In a famous passage toward the beginning of Robert Musil’s great novel The Man Without Qualities, there is a moment of what we might call negative awakening. The novel’s protagonist—a bright, unanchored young man named Ulrich—began life determined to distinguish himself in some conspicuous way. That all changed the day he happened to see a racehorse described as “a racehorse of genius.” If a racehorse can be a “genius,” what notice could Ulrich hope to achieve for his own efforts? The triumph of trivialization, he decided, had rendered his ambitions ridiculous.

We have often had occasion to reflect on Ulrich and that racehorse. Doubtless he was wrong to abandon culture because culture abandoned him. On strong characters, such depredations act as a spur, not a sedative. But if we must regret Ulrich’s lack of resolution we may still sympathize with the feelings that lay behind it. What if Ulrich were with us today, when we boast not only racehorses but also pop stars and performance artists of “genius”? The trek toward trivialization that Musil descried in the late 1920s has become an all-out race toward an ever-receding bottom.

What prompted this gloomy thought was the news that John Rockwell, head of The New York Times’s Sunday Arts & Leisure section, would be stepping down. Most long-time readers of the Times will remember Mr. Rockwell chiefly as a former rock critic. He has written about classical music and other cultural matters, too, where his tastes lean heavily toward the avant-garde. But it is as a champion of pop music that he really made his name. And it was as a champion of the pop sensibility writ large that he presided over the coverage of culture and the arts at our paper of record. Mr. Rockwell will step into the newly created post of “senior cultural correspondent.” The word is that Howell Raines, the Times’s new executive editor, was happy to replace Mr. Rockwell. But why? Could it be that Mr. Raines is bringing a new air of seriousness to the Times? After all, to say that the paper’s cultural coverage has gone down-market in recent years is like saying that Enron has an image problem.

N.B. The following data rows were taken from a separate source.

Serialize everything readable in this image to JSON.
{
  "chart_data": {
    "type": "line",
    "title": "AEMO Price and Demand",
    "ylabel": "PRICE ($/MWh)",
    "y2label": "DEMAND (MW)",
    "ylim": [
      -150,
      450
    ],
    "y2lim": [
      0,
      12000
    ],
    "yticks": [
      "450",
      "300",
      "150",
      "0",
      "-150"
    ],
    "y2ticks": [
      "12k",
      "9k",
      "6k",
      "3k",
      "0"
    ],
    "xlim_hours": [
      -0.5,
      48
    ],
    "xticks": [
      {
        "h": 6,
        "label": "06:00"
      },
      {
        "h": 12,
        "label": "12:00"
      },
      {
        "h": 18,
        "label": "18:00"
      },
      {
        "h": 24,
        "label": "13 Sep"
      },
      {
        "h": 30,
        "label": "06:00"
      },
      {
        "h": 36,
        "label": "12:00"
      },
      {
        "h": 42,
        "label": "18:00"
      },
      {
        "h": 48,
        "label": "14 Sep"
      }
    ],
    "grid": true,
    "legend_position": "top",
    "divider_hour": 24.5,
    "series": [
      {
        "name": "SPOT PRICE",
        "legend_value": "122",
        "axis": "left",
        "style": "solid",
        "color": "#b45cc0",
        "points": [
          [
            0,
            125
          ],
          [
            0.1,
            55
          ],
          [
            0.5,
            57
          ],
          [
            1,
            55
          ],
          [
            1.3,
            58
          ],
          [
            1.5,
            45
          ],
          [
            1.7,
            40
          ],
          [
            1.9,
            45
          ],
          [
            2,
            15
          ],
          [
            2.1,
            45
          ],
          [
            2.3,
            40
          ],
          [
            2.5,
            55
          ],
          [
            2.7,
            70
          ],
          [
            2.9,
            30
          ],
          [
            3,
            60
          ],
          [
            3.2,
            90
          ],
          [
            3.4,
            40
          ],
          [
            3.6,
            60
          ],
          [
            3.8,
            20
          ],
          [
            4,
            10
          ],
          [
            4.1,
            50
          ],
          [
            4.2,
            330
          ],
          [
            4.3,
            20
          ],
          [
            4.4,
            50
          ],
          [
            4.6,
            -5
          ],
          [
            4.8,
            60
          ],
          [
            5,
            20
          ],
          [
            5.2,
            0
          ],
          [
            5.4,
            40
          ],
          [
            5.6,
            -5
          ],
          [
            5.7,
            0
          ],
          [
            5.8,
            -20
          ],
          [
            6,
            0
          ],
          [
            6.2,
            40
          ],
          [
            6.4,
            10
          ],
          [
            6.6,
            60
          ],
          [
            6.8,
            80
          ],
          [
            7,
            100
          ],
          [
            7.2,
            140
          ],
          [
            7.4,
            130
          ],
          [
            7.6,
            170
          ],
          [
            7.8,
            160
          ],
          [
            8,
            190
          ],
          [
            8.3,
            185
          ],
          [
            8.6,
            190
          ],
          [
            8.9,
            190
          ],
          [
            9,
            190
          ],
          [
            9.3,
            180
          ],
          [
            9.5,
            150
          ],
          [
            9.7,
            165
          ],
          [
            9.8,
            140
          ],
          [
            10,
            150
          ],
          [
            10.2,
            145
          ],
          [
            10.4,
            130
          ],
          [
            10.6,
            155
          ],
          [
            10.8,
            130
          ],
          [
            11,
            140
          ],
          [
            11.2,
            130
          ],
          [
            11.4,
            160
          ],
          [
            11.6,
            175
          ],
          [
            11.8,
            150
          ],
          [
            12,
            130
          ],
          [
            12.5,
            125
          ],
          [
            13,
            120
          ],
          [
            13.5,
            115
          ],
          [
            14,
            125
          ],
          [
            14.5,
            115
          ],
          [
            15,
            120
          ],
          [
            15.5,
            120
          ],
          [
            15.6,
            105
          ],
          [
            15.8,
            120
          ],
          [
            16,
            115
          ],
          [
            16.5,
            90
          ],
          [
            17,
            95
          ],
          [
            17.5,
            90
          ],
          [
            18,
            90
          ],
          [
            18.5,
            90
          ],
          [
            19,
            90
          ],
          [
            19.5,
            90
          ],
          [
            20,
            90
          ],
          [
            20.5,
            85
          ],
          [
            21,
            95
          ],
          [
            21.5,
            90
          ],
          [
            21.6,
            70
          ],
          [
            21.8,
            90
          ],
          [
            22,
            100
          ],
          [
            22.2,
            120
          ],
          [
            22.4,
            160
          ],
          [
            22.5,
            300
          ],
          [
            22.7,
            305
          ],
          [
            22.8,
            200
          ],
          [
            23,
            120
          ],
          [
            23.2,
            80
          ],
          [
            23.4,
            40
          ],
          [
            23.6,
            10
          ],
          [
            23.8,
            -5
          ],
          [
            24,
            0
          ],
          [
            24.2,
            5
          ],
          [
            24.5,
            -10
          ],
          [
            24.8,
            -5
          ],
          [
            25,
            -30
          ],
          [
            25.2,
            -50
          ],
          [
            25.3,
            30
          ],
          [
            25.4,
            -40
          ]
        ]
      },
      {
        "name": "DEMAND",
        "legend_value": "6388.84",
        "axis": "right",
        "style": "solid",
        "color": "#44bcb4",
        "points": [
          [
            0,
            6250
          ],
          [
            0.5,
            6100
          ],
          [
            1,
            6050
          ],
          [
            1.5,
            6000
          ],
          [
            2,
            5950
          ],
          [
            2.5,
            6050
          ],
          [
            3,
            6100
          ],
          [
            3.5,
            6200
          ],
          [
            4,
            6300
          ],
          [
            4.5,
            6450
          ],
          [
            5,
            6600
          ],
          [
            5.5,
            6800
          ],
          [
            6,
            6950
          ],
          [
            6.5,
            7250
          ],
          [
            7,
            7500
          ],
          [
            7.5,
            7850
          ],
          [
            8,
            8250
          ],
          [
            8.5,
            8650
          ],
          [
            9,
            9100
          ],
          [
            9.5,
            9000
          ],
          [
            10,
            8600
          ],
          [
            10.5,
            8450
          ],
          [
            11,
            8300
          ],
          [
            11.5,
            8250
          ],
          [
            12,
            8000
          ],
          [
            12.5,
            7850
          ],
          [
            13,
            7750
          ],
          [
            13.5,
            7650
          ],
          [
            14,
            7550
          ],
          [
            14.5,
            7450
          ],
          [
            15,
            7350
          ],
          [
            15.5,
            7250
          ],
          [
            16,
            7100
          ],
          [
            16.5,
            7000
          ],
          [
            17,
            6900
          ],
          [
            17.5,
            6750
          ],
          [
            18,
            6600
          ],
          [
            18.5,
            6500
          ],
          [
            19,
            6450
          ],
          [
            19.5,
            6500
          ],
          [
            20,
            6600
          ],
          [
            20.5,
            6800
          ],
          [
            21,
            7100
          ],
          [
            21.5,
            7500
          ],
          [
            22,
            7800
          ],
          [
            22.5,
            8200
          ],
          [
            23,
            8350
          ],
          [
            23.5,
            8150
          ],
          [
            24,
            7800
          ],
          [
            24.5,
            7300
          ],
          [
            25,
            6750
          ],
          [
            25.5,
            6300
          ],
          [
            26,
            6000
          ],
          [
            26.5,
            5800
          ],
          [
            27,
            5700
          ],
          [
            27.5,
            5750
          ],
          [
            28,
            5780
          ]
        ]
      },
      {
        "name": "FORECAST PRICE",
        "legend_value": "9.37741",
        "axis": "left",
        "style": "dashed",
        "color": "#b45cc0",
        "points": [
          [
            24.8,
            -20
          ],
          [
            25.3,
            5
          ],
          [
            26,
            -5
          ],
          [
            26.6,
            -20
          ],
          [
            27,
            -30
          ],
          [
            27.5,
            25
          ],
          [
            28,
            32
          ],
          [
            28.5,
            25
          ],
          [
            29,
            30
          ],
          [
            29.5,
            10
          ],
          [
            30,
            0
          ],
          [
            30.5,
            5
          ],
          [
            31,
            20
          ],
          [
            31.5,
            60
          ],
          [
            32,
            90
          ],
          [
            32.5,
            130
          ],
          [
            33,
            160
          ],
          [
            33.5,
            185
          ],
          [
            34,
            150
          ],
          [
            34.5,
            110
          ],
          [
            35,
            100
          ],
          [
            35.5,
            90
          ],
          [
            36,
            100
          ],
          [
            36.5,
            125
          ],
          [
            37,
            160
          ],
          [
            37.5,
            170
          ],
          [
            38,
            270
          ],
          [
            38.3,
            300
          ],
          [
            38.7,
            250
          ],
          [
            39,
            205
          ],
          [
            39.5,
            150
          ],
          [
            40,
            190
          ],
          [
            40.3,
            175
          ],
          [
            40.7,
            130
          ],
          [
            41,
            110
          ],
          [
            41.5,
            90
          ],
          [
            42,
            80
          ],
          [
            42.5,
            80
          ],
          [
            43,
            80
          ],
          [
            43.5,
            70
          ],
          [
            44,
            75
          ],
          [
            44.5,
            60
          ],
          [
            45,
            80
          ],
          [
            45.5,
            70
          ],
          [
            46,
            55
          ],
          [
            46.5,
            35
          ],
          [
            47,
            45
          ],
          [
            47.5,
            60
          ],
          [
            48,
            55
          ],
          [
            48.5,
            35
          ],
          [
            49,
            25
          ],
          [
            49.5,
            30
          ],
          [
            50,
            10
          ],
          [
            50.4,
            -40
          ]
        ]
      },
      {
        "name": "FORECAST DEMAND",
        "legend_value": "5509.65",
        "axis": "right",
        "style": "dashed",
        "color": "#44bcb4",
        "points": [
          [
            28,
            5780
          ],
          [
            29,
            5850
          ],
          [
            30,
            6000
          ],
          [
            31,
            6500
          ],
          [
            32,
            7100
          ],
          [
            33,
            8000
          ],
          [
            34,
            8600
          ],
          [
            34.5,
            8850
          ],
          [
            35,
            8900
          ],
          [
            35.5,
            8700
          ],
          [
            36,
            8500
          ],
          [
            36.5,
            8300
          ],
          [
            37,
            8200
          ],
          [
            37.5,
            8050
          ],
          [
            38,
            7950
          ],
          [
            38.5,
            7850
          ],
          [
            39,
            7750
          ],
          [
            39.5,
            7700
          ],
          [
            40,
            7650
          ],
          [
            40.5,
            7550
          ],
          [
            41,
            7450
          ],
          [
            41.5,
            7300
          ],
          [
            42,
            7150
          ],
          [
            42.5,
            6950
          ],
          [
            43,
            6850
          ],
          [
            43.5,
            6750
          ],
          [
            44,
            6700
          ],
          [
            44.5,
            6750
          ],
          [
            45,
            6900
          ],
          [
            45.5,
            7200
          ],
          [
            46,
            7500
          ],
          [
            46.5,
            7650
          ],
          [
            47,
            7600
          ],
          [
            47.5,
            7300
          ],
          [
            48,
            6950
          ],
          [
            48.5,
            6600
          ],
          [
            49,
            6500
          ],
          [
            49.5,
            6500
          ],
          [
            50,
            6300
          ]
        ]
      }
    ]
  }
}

Coverage of ideas and the arts in The New York Times has been dumbed down, thinned out, tarted up, and generally transformed into a species of advertising copy. Readers given to metaphysical speculation have often embarrassed themselves with predictions that the nadir had been reached when, lo! next week’s paper appeared and was even worse than the week before. Even as we write, an international team of philosophers is said to be deliberating about whether to name a new paradox after the Times: just as Zeno gave the world thorny paradoxes about motion, so The New York Times has given us the spectacle of constant declivity without destination.

This remarkable performance has been the work of many hands, of course, but John Rockwell must be given a significant share of the credit—if “credit” is the word we want. He indubitably has the common touch. So it would be entirely understandable if a new management, determined to deepen the paper’s cultural coverage, should look beyond Mr. Rockwell.

We were amazed, then, to learn that, for Howell Raines, the problem with John Rockwell was not that he was too demotic, too pop- and celebrity-oriented but, on the contrary, that he was not pop- and celebrity-oriented enough. The irony of the situation was not lost on Mr. Rockwell. “Howell thought that [Arts & Leisure] was esoteric, boring and that nobody read it,” he said in a recent interview;

it wasn’t germane or relevant to people’s interests. There is a certain irony in this, since I am the former rock critic and since we ran 277 stories about movies last year… . We did a lot of stories about popular music and about popular culture; we put pop singers and stuff on the cover.

And how! But were there enough pop singers on the cover? The criticism of high culture in the Times was poor, it was threadbare, it was spotty: but was it poor, threadbare, and spotty enough? An article about Mr. Rockwell’s reassignment in the February 18 issue of The New York Observer quoted an unnamed Times reporter who said “with Arts & Leisure, we need less Peking Opera and more Britney Spears.” Robert Musil’s Ulrich would know just where he was with a statement like that. Yesterday it was the race horse of genius; today it’s the pubescent pop star. Tomorrow? Second-guessing what the Times will do is a mug’s game. Who know what unexplored avenues of trivialization are left to champion? All we can be sure of is that, misstep by misstep, the Times is gradually preparing its own irrelevance.